Ireland aims to become global centre of excellence for film – Varadkar says in LA

Taoiseach opens new consulate during visit to US city and holds meetings with range of TV and film companies

Taoiseach Leo Varadkar and actor Ruth Negga an event in Los Angeles to celebrate US Ireland partnerships across the film, television and animation industry

Taoiseach Leo Varadkar and actor Ruth Negga an event in Los Angeles to celebrate US Ireland partnerships across the film, television and animation industry

 

Ireland aims to become a global centre of excellence for the film and TV industry, Taoiseach Leo Varadkar has said, as he continued his two-day visit to Los Angeles.

Addressing a gathering of senior Irish and international film executives and actors in Beverly Hills on Thursday night, Mr Varadkar said that Irish screen industries have doubled in size in recent years, and the aim is to “double the size of the sector again.”

“Strategic government investment in Screen Ireland and Enterprise Investment is paying dividends,” Mr Varadkar said, adding that the Government has “an open ear” to requests from the sector for changes that may encourage further development, noting the amendments that had been made to the Tax Consolidation Act. He noted that government-funded films have secured 30 academy award nominations over the last 10 years, while the animation sector is thriving.

Actors Ruth Negga, Aisling Bea, Alan Leech and Jared Harris were among those in attendance at the Beverly Wilshire hotel.

Earlier on Thursday Mr Varadkar opened Ireland’s first consulate in Los Angeles, Ireland’s seventh consulate in the United States and part of the Government’s aim to expand its global footprint as part of the Global Ireland 2025 initiative.

Screen Ireland, which also announced the opening of a new office in Los Angeles next year, welcomed the opening of the consulate. Chief executive Desirée Finnegan noted that Irish production companies have built strong working relationships with the world’s leading studios, streaming platforms and production companies in the city. “There is significant potential for employment and turnover growth in the sector and strengthening our base in Los Angeles will support that mission,” she said.

Screen Ireland, formerly known as the Irish Film Board, invested almost €14 million in State funding for 50 TV and film projects last year.

Speaking at the opening of the consulate, Los Angeles’ mayor Eric Garcetti welcomed the establishment of the new diplomatic presence, noting the contribution Irish citizens had made to the city. “It is natural. LA loves Ireland, and now we see that Ireland loves LA,” he said, noting that Los Angeles was now the third largest metropolitan economy in the world, after Tokyo and New York. “The Irish names, the Irish legacy are celebrated here.”

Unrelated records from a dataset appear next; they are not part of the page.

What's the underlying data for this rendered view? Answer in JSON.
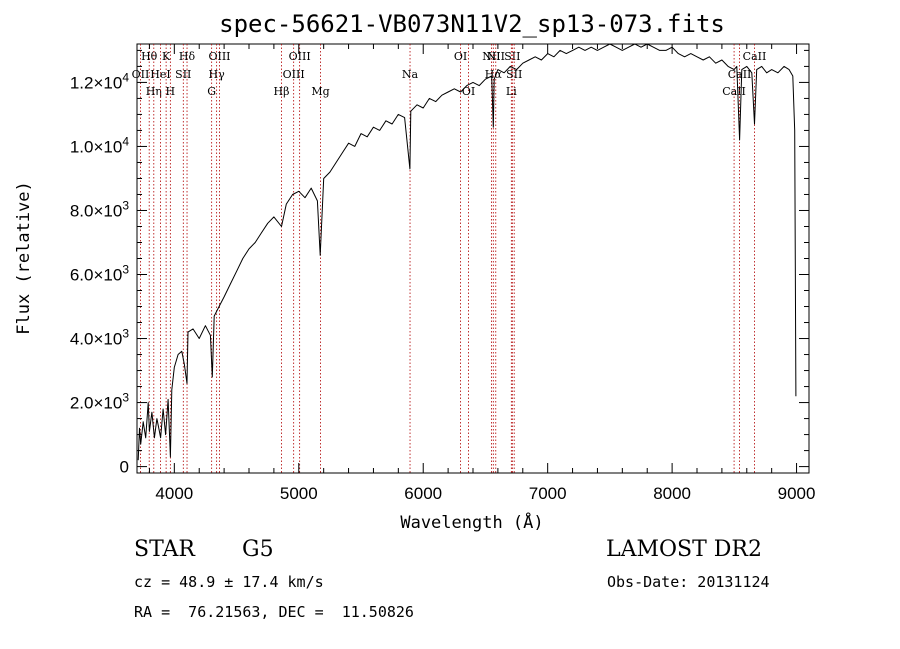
{
  "chart_data": {
    "type": "line",
    "title": "spec-56621-VB073N11V2_sp13-073.fits",
    "xlabel": "Wavelength (Å)",
    "ylabel": "Flux (relative)",
    "xlim": [
      3700,
      9100
    ],
    "ylim": [
      -200,
      13200
    ],
    "x_ticks": [
      4000,
      5000,
      6000,
      7000,
      8000,
      9000
    ],
    "y_ticks": [
      {
        "value": 0,
        "mantissa": "0",
        "exp": ""
      },
      {
        "value": 2000,
        "mantissa": "2.0×10",
        "exp": "3"
      },
      {
        "value": 4000,
        "mantissa": "4.0×10",
        "exp": "3"
      },
      {
        "value": 6000,
        "mantissa": "6.0×10",
        "exp": "3"
      },
      {
        "value": 8000,
        "mantissa": "8.0×10",
        "exp": "3"
      },
      {
        "value": 10000,
        "mantissa": "1.0×10",
        "exp": "4"
      },
      {
        "value": 12000,
        "mantissa": "1.2×10",
        "exp": "4"
      }
    ],
    "series": [
      {
        "values": [
          [
            3710,
            200
          ],
          [
            3720,
            1200
          ],
          [
            3730,
            700
          ],
          [
            3750,
            1400
          ],
          [
            3770,
            900
          ],
          [
            3790,
            2000
          ],
          [
            3800,
            1100
          ],
          [
            3820,
            1700
          ],
          [
            3840,
            900
          ],
          [
            3860,
            1500
          ],
          [
            3880,
            1100
          ],
          [
            3890,
            900
          ],
          [
            3910,
            1800
          ],
          [
            3930,
            1000
          ],
          [
            3950,
            2100
          ],
          [
            3968,
            300
          ],
          [
            3980,
            2400
          ],
          [
            4000,
            3100
          ],
          [
            4030,
            3500
          ],
          [
            4060,
            3600
          ],
          [
            4080,
            3200
          ],
          [
            4102,
            2600
          ],
          [
            4110,
            4200
          ],
          [
            4150,
            4300
          ],
          [
            4200,
            4000
          ],
          [
            4250,
            4400
          ],
          [
            4290,
            4100
          ],
          [
            4305,
            2800
          ],
          [
            4320,
            4700
          ],
          [
            4360,
            5000
          ],
          [
            4400,
            5300
          ],
          [
            4450,
            5700
          ],
          [
            4500,
            6100
          ],
          [
            4550,
            6500
          ],
          [
            4600,
            6800
          ],
          [
            4650,
            7000
          ],
          [
            4700,
            7300
          ],
          [
            4750,
            7600
          ],
          [
            4800,
            7800
          ],
          [
            4861,
            7500
          ],
          [
            4900,
            8200
          ],
          [
            4950,
            8500
          ],
          [
            5000,
            8600
          ],
          [
            5050,
            8400
          ],
          [
            5100,
            8700
          ],
          [
            5150,
            8300
          ],
          [
            5172,
            6600
          ],
          [
            5200,
            9000
          ],
          [
            5250,
            9200
          ],
          [
            5300,
            9500
          ],
          [
            5350,
            9800
          ],
          [
            5400,
            10100
          ],
          [
            5450,
            10000
          ],
          [
            5500,
            10400
          ],
          [
            5550,
            10300
          ],
          [
            5600,
            10600
          ],
          [
            5650,
            10500
          ],
          [
            5700,
            10800
          ],
          [
            5750,
            10700
          ],
          [
            5800,
            11000
          ],
          [
            5850,
            10900
          ],
          [
            5893,
            9300
          ],
          [
            5900,
            11100
          ],
          [
            5950,
            11300
          ],
          [
            6000,
            11200
          ],
          [
            6050,
            11500
          ],
          [
            6100,
            11400
          ],
          [
            6150,
            11600
          ],
          [
            6200,
            11700
          ],
          [
            6250,
            11800
          ],
          [
            6300,
            11700
          ],
          [
            6350,
            11900
          ],
          [
            6400,
            12000
          ],
          [
            6450,
            11900
          ],
          [
            6500,
            12100
          ],
          [
            6550,
            12200
          ],
          [
            6563,
            10600
          ],
          [
            6570,
            12100
          ],
          [
            6600,
            12400
          ],
          [
            6650,
            12300
          ],
          [
            6700,
            12500
          ],
          [
            6750,
            12400
          ],
          [
            6800,
            12600
          ],
          [
            6850,
            12700
          ],
          [
            6900,
            12800
          ],
          [
            6950,
            12700
          ],
          [
            7000,
            12900
          ],
          [
            7050,
            12800
          ],
          [
            7100,
            13000
          ],
          [
            7150,
            12900
          ],
          [
            7200,
            13000
          ],
          [
            7250,
            13100
          ],
          [
            7300,
            13000
          ],
          [
            7350,
            13100
          ],
          [
            7400,
            13000
          ],
          [
            7450,
            13100
          ],
          [
            7500,
            13200
          ],
          [
            7550,
            13100
          ],
          [
            7600,
            13000
          ],
          [
            7650,
            13100
          ],
          [
            7700,
            13200
          ],
          [
            7750,
            13100
          ],
          [
            7800,
            13200
          ],
          [
            7850,
            13100
          ],
          [
            7900,
            13000
          ],
          [
            7950,
            13000
          ],
          [
            8000,
            13100
          ],
          [
            8050,
            12900
          ],
          [
            8100,
            12800
          ],
          [
            8150,
            12900
          ],
          [
            8200,
            12800
          ],
          [
            8250,
            12700
          ],
          [
            8300,
            12800
          ],
          [
            8350,
            12600
          ],
          [
            8400,
            12700
          ],
          [
            8450,
            12500
          ],
          [
            8498,
            12400
          ],
          [
            8520,
            12500
          ],
          [
            8542,
            10200
          ],
          [
            8560,
            12400
          ],
          [
            8600,
            12500
          ],
          [
            8640,
            12300
          ],
          [
            8662,
            10700
          ],
          [
            8680,
            12400
          ],
          [
            8720,
            12500
          ],
          [
            8760,
            12300
          ],
          [
            8800,
            12400
          ],
          [
            8850,
            12300
          ],
          [
            8900,
            12500
          ],
          [
            8940,
            12400
          ],
          [
            8970,
            12200
          ],
          [
            8985,
            10500
          ],
          [
            8995,
            2200
          ]
        ]
      }
    ],
    "lines": [
      {
        "x": 3728,
        "label": "OII",
        "row": 1
      },
      {
        "x": 3798,
        "label": "Hθ",
        "row": 0
      },
      {
        "x": 3835,
        "label": "Hη",
        "row": 2
      },
      {
        "x": 3889,
        "label": "HeI",
        "row": 1
      },
      {
        "x": 3934,
        "label": "K",
        "row": 0
      },
      {
        "x": 3968,
        "label": "H",
        "row": 2
      },
      {
        "x": 4072,
        "label": "SII",
        "row": 1
      },
      {
        "x": 4102,
        "label": "Hδ",
        "row": 0
      },
      {
        "x": 4300,
        "label": "G",
        "row": 2
      },
      {
        "x": 4340,
        "label": "Hγ",
        "row": 1
      },
      {
        "x": 4363,
        "label": "OIII",
        "row": 0
      },
      {
        "x": 4861,
        "label": "Hβ",
        "row": 2
      },
      {
        "x": 4959,
        "label": "OIII",
        "row": 1
      },
      {
        "x": 5007,
        "label": "OIII",
        "row": 0
      },
      {
        "x": 5175,
        "label": "Mg",
        "row": 2
      },
      {
        "x": 5894,
        "label": "Na",
        "row": 1
      },
      {
        "x": 6300,
        "label": "OI",
        "row": 0
      },
      {
        "x": 6364,
        "label": "OI",
        "row": 2
      },
      {
        "x": 6548,
        "label": "NII",
        "row": 0
      },
      {
        "x": 6563,
        "label": "Hα",
        "row": 1
      },
      {
        "x": 6583,
        "label": "NII",
        "row": 0
      },
      {
        "x": 6708,
        "label": "Li",
        "row": 2
      },
      {
        "x": 6716,
        "label": "SII",
        "row": 0
      },
      {
        "x": 6731,
        "label": "SII",
        "row": 1
      },
      {
        "x": 8498,
        "label": "CaII",
        "row": 2
      },
      {
        "x": 8542,
        "label": "CaII",
        "row": 1
      },
      {
        "x": 8662,
        "label": "CaII",
        "row": 0
      }
    ]
  },
  "info": {
    "class": "STAR",
    "subclass": "G5",
    "survey": "LAMOST DR2",
    "cz": "cz = 48.9 ± 17.4 km/s",
    "obs_date": "Obs-Date: 20131124",
    "radec": "RA =  76.21563, DEC =  11.50826"
  }
}
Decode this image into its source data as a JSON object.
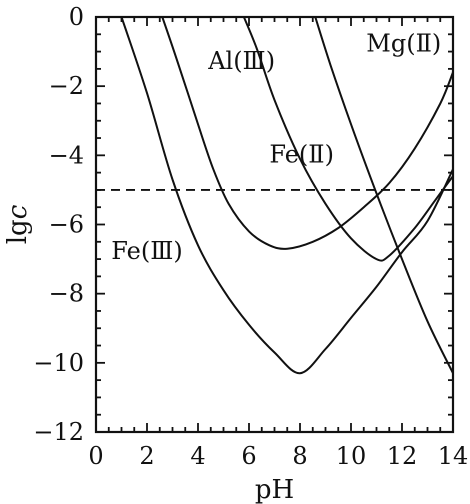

Mr Varadkar has been holding private meetings with a range of studios, networks and streaming companies including Netflix, Hulu, Skydance and Fox Searchlight, as well as with a number of Enterprise Ireland client companies.

The audio-visual sector is worth over €1 billion to the Irish economy, with the film, TV and animation sectors accounting for almost €700 million.

12,000 people work in film, television and animation production according to a recent Olsberg/SPI report, a 50 per cent increase on 10 years ago.